In conclusion, we feel that the identity of British India, as well as the two authors is a hybrid and cannot be separated into binaries. The term “British India” itself reflects this mixing of space. In this regard, Kipling espouses the gaze of a colonial outsider, but there are moments when his integration into Indian culture blurs this strict division. Tagore’s views on India, the spaces and the people too, are not definite and evolve in time. While we have amassed sufficient evidence, to explicitly state whether we proved or disproved our hypothesis without coupling it with a deep reading of the corpora would be reductive.
## Reflection
Analyzing text in R is very useful for a) Identifying entities, and b) Allocating sentiments. However, the symbols recognised by the openNLP package is limited to that of the Anglo-Saxon languages. Our previous corpus consisted of travelogues featuring Japanese and Arabic symbols, which weren’t recognised by the program and hence discounted a lot of important words. While these books are mostly written in third person; for a book in first person, we would discount the narrator’s characteristics and sentiments because they’re never explicitly mentioned.

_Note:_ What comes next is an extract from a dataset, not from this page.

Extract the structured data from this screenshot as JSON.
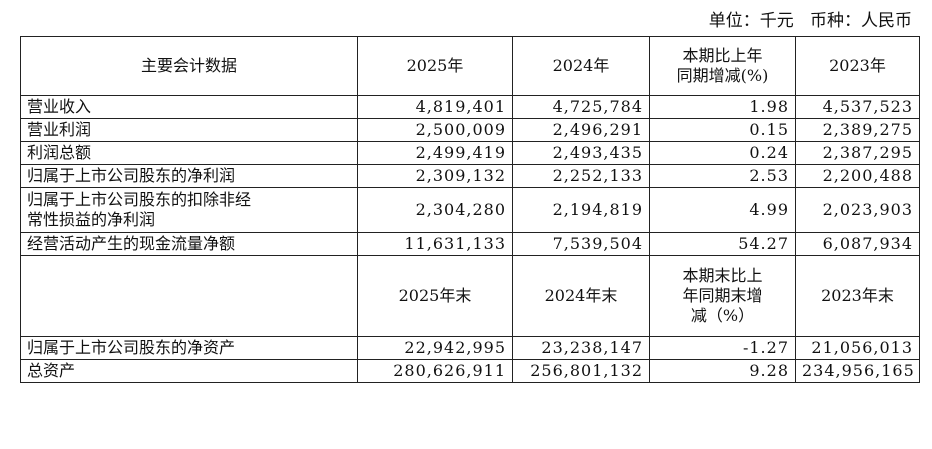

Another issue we came across was that Words like alight, Bengali, vitality, alive, malignant, triviality showed Ali as a character as it is a substring of these words. As Ali is a name that was frequently used, the program often skipped over the preceding and succeeding characters to find an entity. This also happened with Mani, as it is a substring of Mussalmani, manifest, Manipur, etc.
While NLP is an extremely useful method of distant reading, the complexity of our hypothesis, coupled with the problems we faced during this assignment, is a testament to the fact that the only way to truly understand the themes of a corpus is by both distant and deep reading.
#### Notes
We just wanted to thank Professor Joost, Rathi Kashi, Soham Bagchi and Vibodh Nautiyal for helping us with the code. Most of the code written in the chunks are either from basic_text_mining or R Documentation pages.